Guichet unique : la CSJ suspend le Décret attribuant le marché à Bivac

Le feuilleton du Guichet unique intégral en République Démocratique du Congo, né en 2012 à la suite d’un appel d’offres international lancé par le gouvernement congolais aux opérateurs économiques, continue de faire couler encre et salive. Et, cela risque de continuer pour assez longtemps. Et pour cause ? On a appris que le vendredi 21 novembre 2014, la Cour Suprême de Justice a donné une suite favorable à la requête lui adressée par la firme Webb Fontaine et pris un Arrêt portant suspension du Décret du Premier ministre attribuant le marché du Guichet Unique Intégral au groupe Bivac.
En déclarant recevable et fondé le recours lui soumis par Webb Fontaine, cette haute juridiction nationale a explicitement levé l’option de ramener le dossier à la case départ, c’est-à-dire à la revisitation du Décret du chef du gouvernement. On rappelle que Webb Fontaine avait en son temps protesté contre les vices de forme et de procédure constatés dans l’attribution du Guichet Unique intégral à Bivac.
Saisi dans un premier temps du dossier, au mois d’août de l’année passée, l’Autorité de Régulation des Marchés Publics (ARMP) avait décidé l’annulation pure et simple de cet appel d’offres international, au motif qu’il y avait conflit d’intérêts dans le chef de Bivac. Mais au lieu de porter l’affaire devant les Cours et Tribunaux, le ministère de l’Economie Nationale avait préféré mettre sur pied une Commission d’experts ad hoc, chargés de réexamine le dossier, une procédure ne répondant à aucune disposition légale relative aux lois de passation des marchés publics.
Alors que la contestation était à son comble au sein des sociétés ayant concouru à l’appel d’offres sur le Guichet unique intégral, le ministère de l’Economie Nationale avait choisi le passage en force, en signant un samedi soir du mois d’octobre 2013, un contrat de collaboration avec Bivac. Dans les milieux des affaires, on avait beaucoup critiqué ce contrat car introuvable dans le Journal Officiel. C’était curieux pour un dossier consécutif à un appel d’offres international. Pendant ce temps, la requête introduite par Webb Fontaine à la Cour Suprême de Justice était momentanément rejetée pour cause de prématurité de l’action, le contrat passé entre Bivac et le ministère de l’Economique Nationale devant être  validé par un Décret du Premier ministre.
Aussi l’action de Webb Fontaine contre l’attribution du Guichet Unique intégral était-elle gelée. Mais il revient de plusieurs sources qu’en date du 02 août 2014, le Premier ministre a signé le Décret n°14/020 relatif à la conception, la mise en œuvre et la gestion du guichet unique intégral du commerce extérieur. Ce qui trouble les esprits dans l’affaire est que dans ce texte, il serait fait allusion aux décisions de l’Autorité de Régulation des Marchés Publics et de la Cour Suprême de Justice.

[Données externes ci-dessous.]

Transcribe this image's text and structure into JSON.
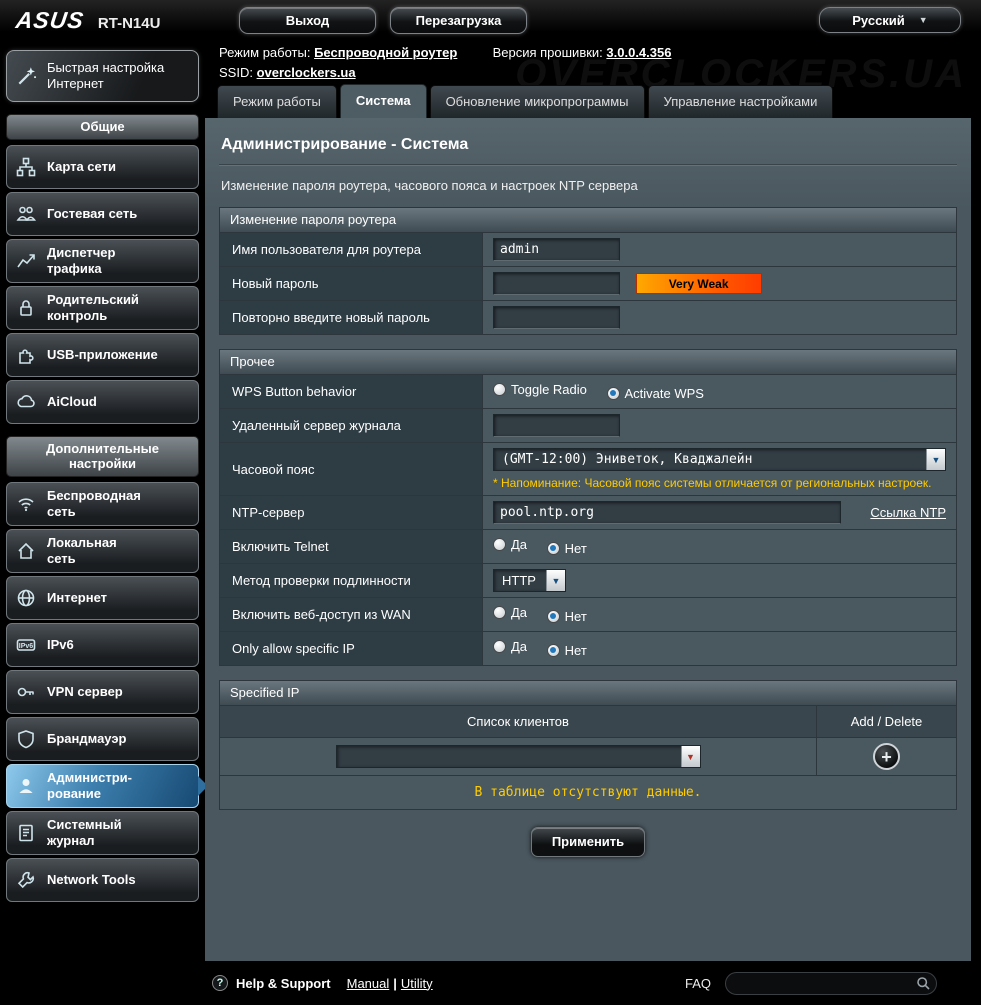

Si tel est le cas, comme le soutiennent des sources anonymes dans les couloirs du ministère de l’Economie Nationale, le texte devrait être revu et corrigé, car l’ARMP s’était clairement opposé à l’attribution du Guichet unique intégral à Bivac. A cet effet, Webb Fontaine avait même obtenu un « Certificat de non pourvoir en cassation » de la décision de l’ARMP. En clair, cela signifie que jusqu’à preuve du contraire, ni le ministère de l’Economie nationale, ni Bivac ne l’ont jusque-là contestée au niveau des instances judiciaires.
A ce stade, Webb Fontaine attend de la Cour Suprême de Justice, qui s’était déclarée compétente pour examiner sa requête, de tirer toutes les conséquences du refus de l’Autorité de Régulation des Marchés Publics de confier le Guichet unique intégral à Bivac. Compte tenu de la clarté des éléments du dossier, cette firme espère être rétablie dans ses droits, afin de mettre son expertise au service de la République Démocratique du Congo. S’exprimant sous le sceau de l’anonymat, un de ses responsables a indiqué faire confiance à la justice congolaise pour faire triompher la vérité.
Pendant ce temps, Webb Fontaine est impatiente de gérer le Guichet unique intégral en RDC, comme c’est déjà le cas en Côte d’Ivoire, où son savoir-faire est reconnu à l’unanimité par les opérateurs économiques nationaux et étrangers. Dans l’hypothèse où elle ne trouverait pas gain de cause, elle pourrait porter l’affaire devant les instances de l’Ohada ou un tribunal d’Arbitrage international, ce qui serait un très mauvais signal pour le climat des affaires en République Démocratique du Congo.